Gregor Mendel's findings, which described genes for the first time, supplemented and confirmed Darwin’s conclusions. Darwin’s theory and Mendel’s principles of heredity have been the status quo in genetics since then, while Lamarck’s theory was consigned to the dustbin of history.
It’s much more than just our genetic code
Research over past years indicates that we may have to exhume Lamarck’s theory however.
We carry about 20,000 identical genes in every cell of our body. Together, they form our genetic blueprint. But the human body has around 200 different cell types, all derived from one kind of stem cell. A specific gene regulation system is the only obvious explanation for this variability. This mechanism is called epigenetics, which refers to a process that coordinates how and to what extent gene information is used in each cell. Epigenetic changes regulate the gene expression while the DNA sequence, our genetic code, remains unaffected.

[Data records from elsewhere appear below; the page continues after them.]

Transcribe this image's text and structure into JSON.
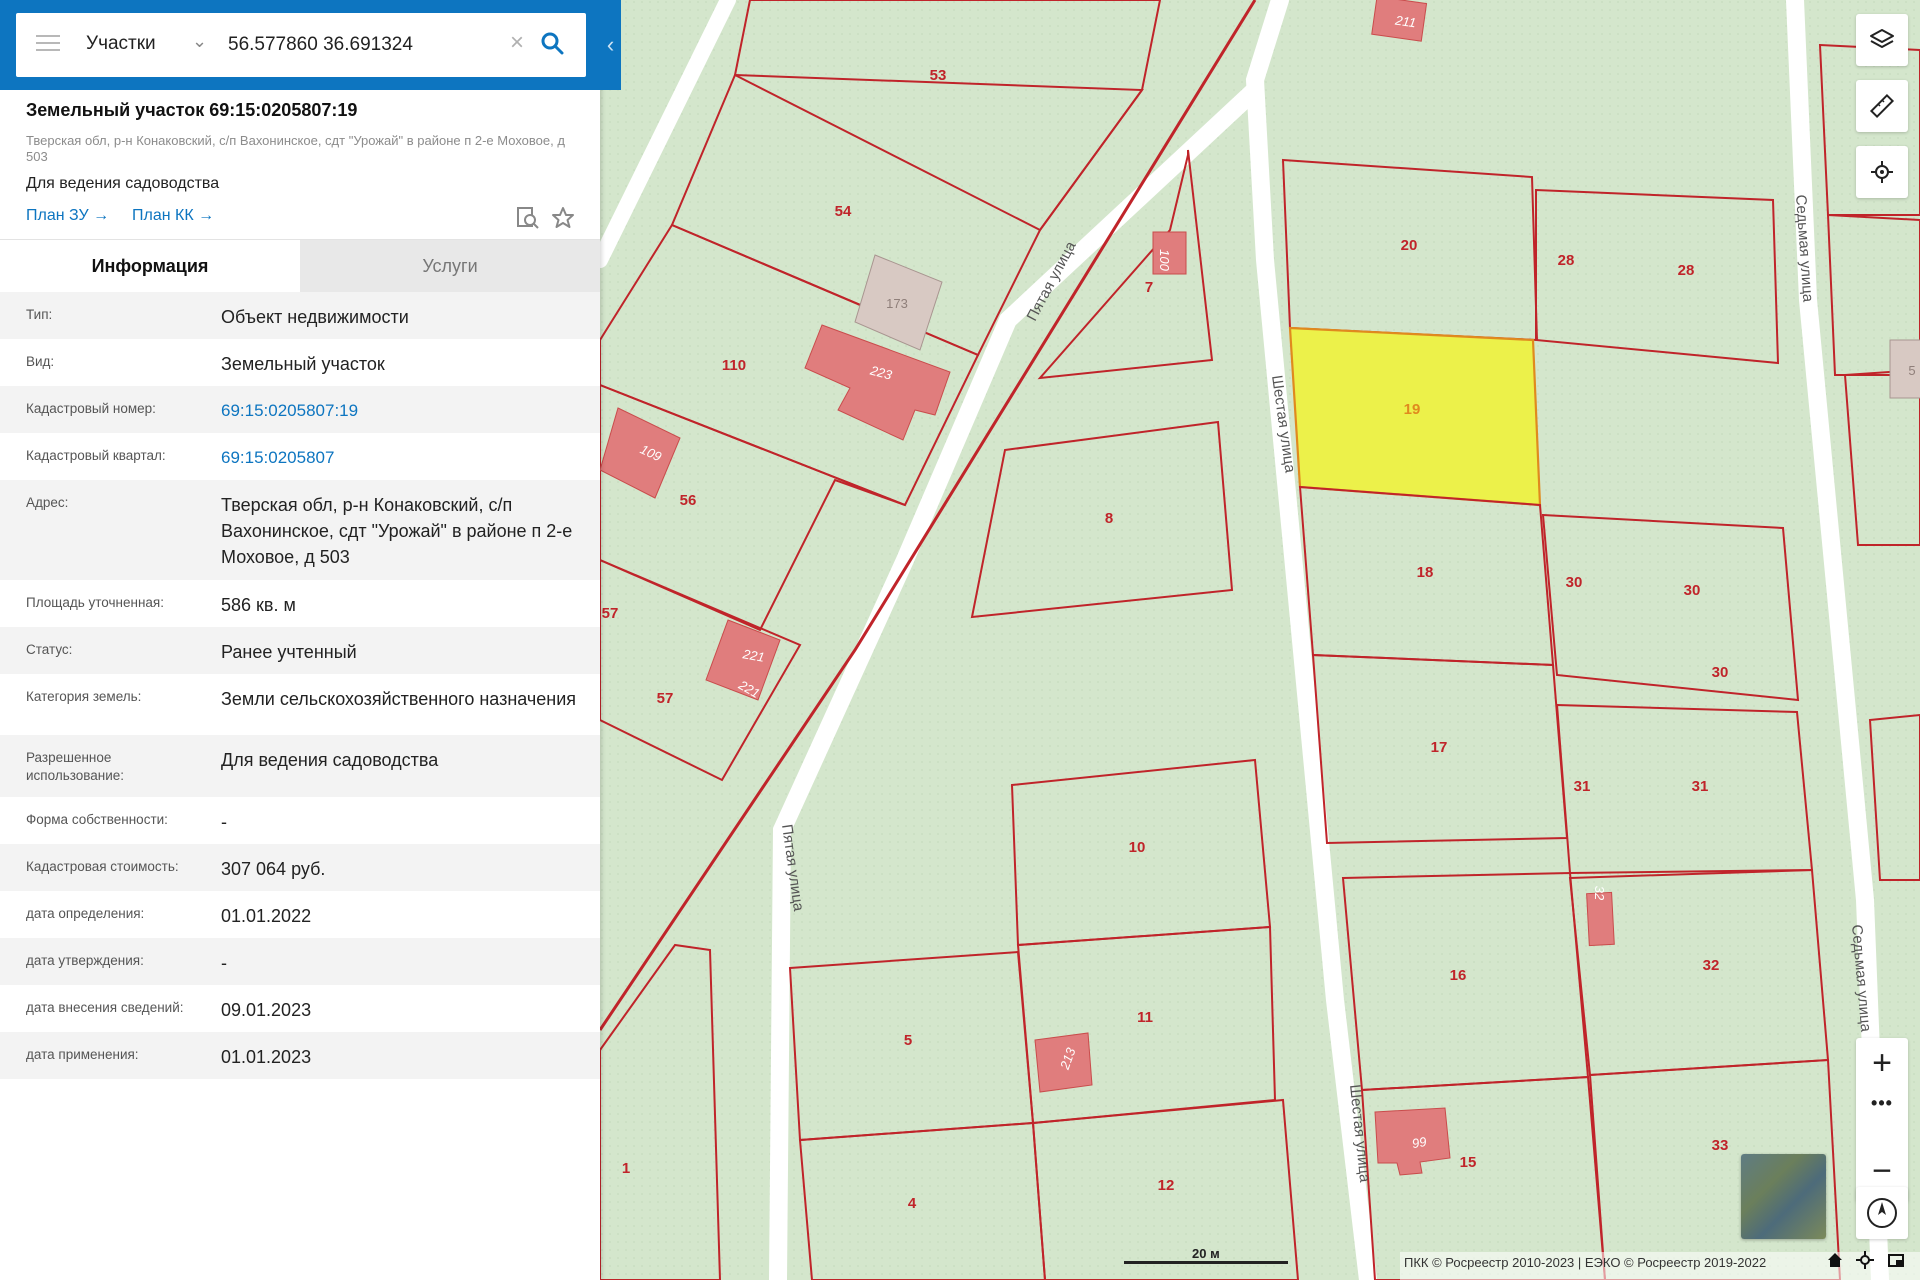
{
  "search": {
    "type_label": "Участки",
    "query": "56.577860 36.691324"
  },
  "parcel": {
    "title": "Земельный участок 69:15:0205807:19",
    "address_short": "Тверская обл, р-н Конаковский, с/п Вахонинское, сдт \"Урожай\" в районе п 2-е Моховое, д 503",
    "purpose": "Для ведения садоводства",
    "links": [
      "План ЗУ",
      "План КК"
    ]
  },
  "tabs": [
    "Информация",
    "Услуги"
  ],
  "info_rows": [
    {
      "label": "Тип:",
      "value": "Объект недвижимости"
    },
    {
      "label": "Вид:",
      "value": "Земельный участок"
    },
    {
      "label": "Кадастровый номер:",
      "value": "69:15:0205807:19"
    },
    {
      "label": "Кадастровый квартал:",
      "value": "69:15:0205807"
    },
    {
      "label": "Адрес:",
      "value": "Тверская обл, р-н Конаковский, с/п Вахонинское, сдт \"Урожай\" в районе п 2-е Моховое, д 503"
    },
    {
      "label": "Площадь уточненная:",
      "value": "586 кв. м"
    },
    {
      "label": "Статус:",
      "value": "Ранее учтенный"
    },
    {
      "label": "Категория земель:",
      "value": "Земли сельскохозяйственного назначения"
    },
    {
      "label": "Разрешенное использование:",
      "value": "Для ведения садоводства"
    },
    {
      "label": "Форма собственности:",
      "value": "-"
    },
    {
      "label": "Кадастровая стоимость:",
      "value": "307 064 руб."
    },
    {
      "label": "дата определения:",
      "value": "01.01.2022"
    },
    {
      "label": "дата утверждения:",
      "value": "-"
    },
    {
      "label": "дата внесения сведений:",
      "value": "09.01.2023"
    },
    {
      "label": "дата применения:",
      "value": "01.01.2023"
    }
  ],
  "map": {
    "streets": [
      "Пятая улица",
      "Пятая улица",
      "Шестая улица",
      "Шестая улица",
      "Седьмая улица",
      "Седьмая улица"
    ],
    "plot_numbers": [
      "53",
      "54",
      "110",
      "56",
      "57",
      "57",
      "20",
      "28",
      "28",
      "19",
      "18",
      "30",
      "30",
      "30",
      "17",
      "31",
      "31",
      "10",
      "16",
      "32",
      "5",
      "11",
      "15",
      "33",
      "4",
      "12",
      "1",
      "8",
      "7"
    ],
    "building_numbers": [
      "211",
      "223",
      "109",
      "221",
      "221",
      "100",
      "32",
      "213",
      "99"
    ],
    "building_grey": [
      "173",
      "5"
    ],
    "colors": {
      "plot_border": "#c0242a",
      "selected_fill": "#ecf14a",
      "building": "#e07d7d",
      "ground": "#d4e6cc"
    }
  },
  "scale_label": "20 м",
  "attribution": "ПКК © Росреестр 2010-2023 | ЕЭКО © Росреестр 2019-2022",
  "icons": {
    "layers": "layers-icon",
    "ruler": "ruler-icon",
    "locate": "locate-icon",
    "zoom_in": "plus-icon",
    "zoom_out": "minus-icon",
    "compass": "compass-icon",
    "home": "home-icon",
    "target": "crosshair-icon",
    "fullscreen": "fullscreen-icon"
  }
}
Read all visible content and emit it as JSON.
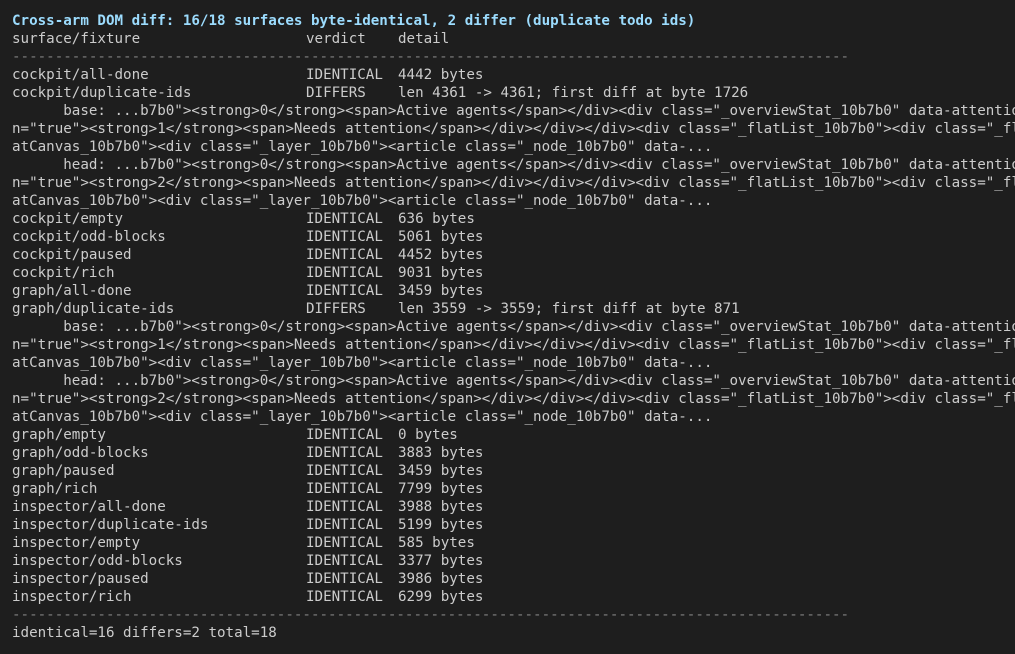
{
  "title": "Cross-arm DOM diff: 16/18 surfaces byte-identical, 2 differ (duplicate todo ids)",
  "header": {
    "col1": "surface/fixture",
    "col2": "verdict",
    "col3": "detail"
  },
  "rule": "--------------------------------------------------------------------------------------------------",
  "rows": [
    {
      "surface": "cockpit/all-done",
      "verdict": "IDENTICAL",
      "detail": "4442 bytes"
    },
    {
      "surface": "cockpit/duplicate-ids",
      "verdict": "DIFFERS",
      "detail": "len 4361 -> 4361; first diff at byte 1726",
      "diff_lines": [
        "      base: ...b7b0\"><strong>0</strong><span>Active agents</span></div><div class=\"_overviewStat_10b7b0\" data-attentio",
        "n=\"true\"><strong>1</strong><span>Needs attention</span></div></div></div><div class=\"_flatList_10b7b0\"><div class=\"_fl",
        "atCanvas_10b7b0\"><div class=\"_layer_10b7b0\"><article class=\"_node_10b7b0\" data-...",
        "      head: ...b7b0\"><strong>0</strong><span>Active agents</span></div><div class=\"_overviewStat_10b7b0\" data-attentio",
        "n=\"true\"><strong>2</strong><span>Needs attention</span></div></div></div><div class=\"_flatList_10b7b0\"><div class=\"_fl",
        "atCanvas_10b7b0\"><div class=\"_layer_10b7b0\"><article class=\"_node_10b7b0\" data-..."
      ]
    },
    {
      "surface": "cockpit/empty",
      "verdict": "IDENTICAL",
      "detail": "636 bytes"
    },
    {
      "surface": "cockpit/odd-blocks",
      "verdict": "IDENTICAL",
      "detail": "5061 bytes"
    },
    {
      "surface": "cockpit/paused",
      "verdict": "IDENTICAL",
      "detail": "4452 bytes"
    },
    {
      "surface": "cockpit/rich",
      "verdict": "IDENTICAL",
      "detail": "9031 bytes"
    },
    {
      "surface": "graph/all-done",
      "verdict": "IDENTICAL",
      "detail": "3459 bytes"
    },
    {
      "surface": "graph/duplicate-ids",
      "verdict": "DIFFERS",
      "detail": "len 3559 -> 3559; first diff at byte 871",
      "diff_lines": [
        "      base: ...b7b0\"><strong>0</strong><span>Active agents</span></div><div class=\"_overviewStat_10b7b0\" data-attentio",
        "n=\"true\"><strong>1</strong><span>Needs attention</span></div></div></div><div class=\"_flatList_10b7b0\"><div class=\"_fl",
        "atCanvas_10b7b0\"><div class=\"_layer_10b7b0\"><article class=\"_node_10b7b0\" data-...",
        "      head: ...b7b0\"><strong>0</strong><span>Active agents</span></div><div class=\"_overviewStat_10b7b0\" data-attentio",
        "n=\"true\"><strong>2</strong><span>Needs attention</span></div></div></div><div class=\"_flatList_10b7b0\"><div class=\"_fl",
        "atCanvas_10b7b0\"><div class=\"_layer_10b7b0\"><article class=\"_node_10b7b0\" data-..."
      ]
    },
    {
      "surface": "graph/empty",
      "verdict": "IDENTICAL",
      "detail": "0 bytes"
    },
    {
      "surface": "graph/odd-blocks",
      "verdict": "IDENTICAL",
      "detail": "3883 bytes"
    },
    {
      "surface": "graph/paused",
      "verdict": "IDENTICAL",
      "detail": "3459 bytes"
    },
    {
      "surface": "graph/rich",
      "verdict": "IDENTICAL",
      "detail": "7799 bytes"
    },
    {
      "surface": "inspector/all-done",
      "verdict": "IDENTICAL",
      "detail": "3988 bytes"
    },
    {
      "surface": "inspector/duplicate-ids",
      "verdict": "IDENTICAL",
      "detail": "5199 bytes"
    },
    {
      "surface": "inspector/empty",
      "verdict": "IDENTICAL",
      "detail": "585 bytes"
    },
    {
      "surface": "inspector/odd-blocks",
      "verdict": "IDENTICAL",
      "detail": "3377 bytes"
    },
    {
      "surface": "inspector/paused",
      "verdict": "IDENTICAL",
      "detail": "3986 bytes"
    },
    {
      "surface": "inspector/rich",
      "verdict": "IDENTICAL",
      "detail": "6299 bytes"
    }
  ],
  "summary": "identical=16 differs=2 total=18",
  "colors": {
    "background": "#1e1e1e",
    "text": "#cccccc",
    "title": "#9cdcfe",
    "rule": "#808080"
  }
}
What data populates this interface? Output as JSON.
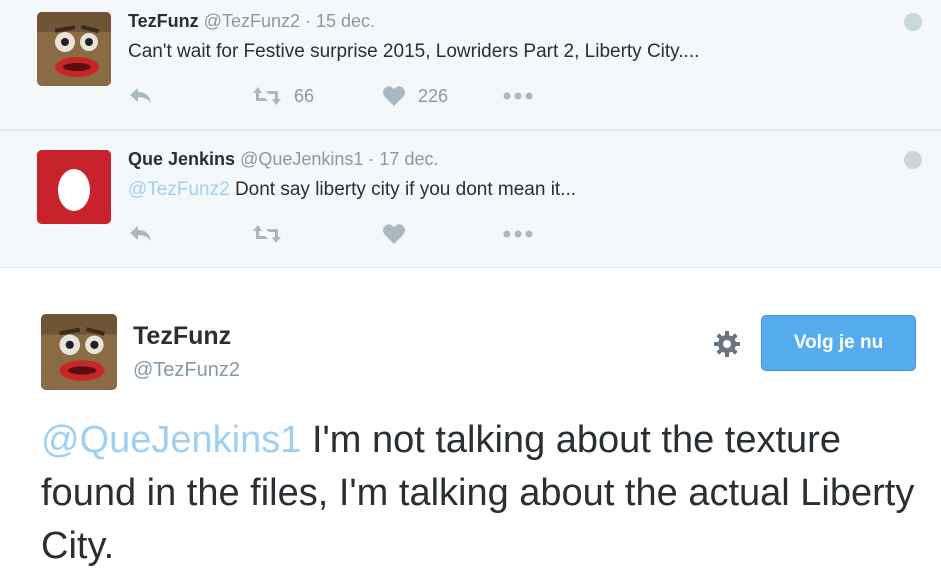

Small appendages do the job
Epigenetics functions as a 2nd information level of the DNA. Small molecules, the methyl groups, bind to the DNA and fold it in a specific way. This more or less opens up the genes to access by the enzymes, which translate them into proteins. The DNA-methylation patterns are passed from one cell generation to the next, thus guaranteeing that all cells of an organ or with a specific function produce only new cells with the same identity. These patterns also allow the body to interact with the environment and respond to changing influences in a flexible manner. Nutrition and stress can alter the epigenetic pattern for instance.
What parents may pass on to their kids
This begs the question, to what extent are epigenetic factors passed from one human generation to the next? For decades, the genetic gospel held that the information parents pass on to their children is defined by their DNA sequences. Increasing evidence suggests that epigenetic factors are inherited as well. Genes appear to have a multi-generational memory. Recent studies demonstrate that parents with high-fat diets can influence the metabolism of their children and even their grandchildren. Another example is stress. Babies whose mothers were abused during pregnancy developed long-lasting epigenetic changes that were detectable until their teen years.
Epigenetics has the potential to offer diverse opportunities for the innovative treatment of diseases. The idea that scientists could one day cure specific illnesses before an outbreak by simply modulating the epigenetic patterns that are identified as the cause is not too far-fetched. Even cancer treatment could benefit. The targeted methylation of cancerogenic DNA sequences could be used to deactivate oncogenes, thus killing the cells or stopping them from propagating.
Much work lies ahead of us before we can fully understand epigenetic mechanisms and their effects. In the end, we may discover that genetics is simply a mixture of Darwin’s and Lamarck’s concepts.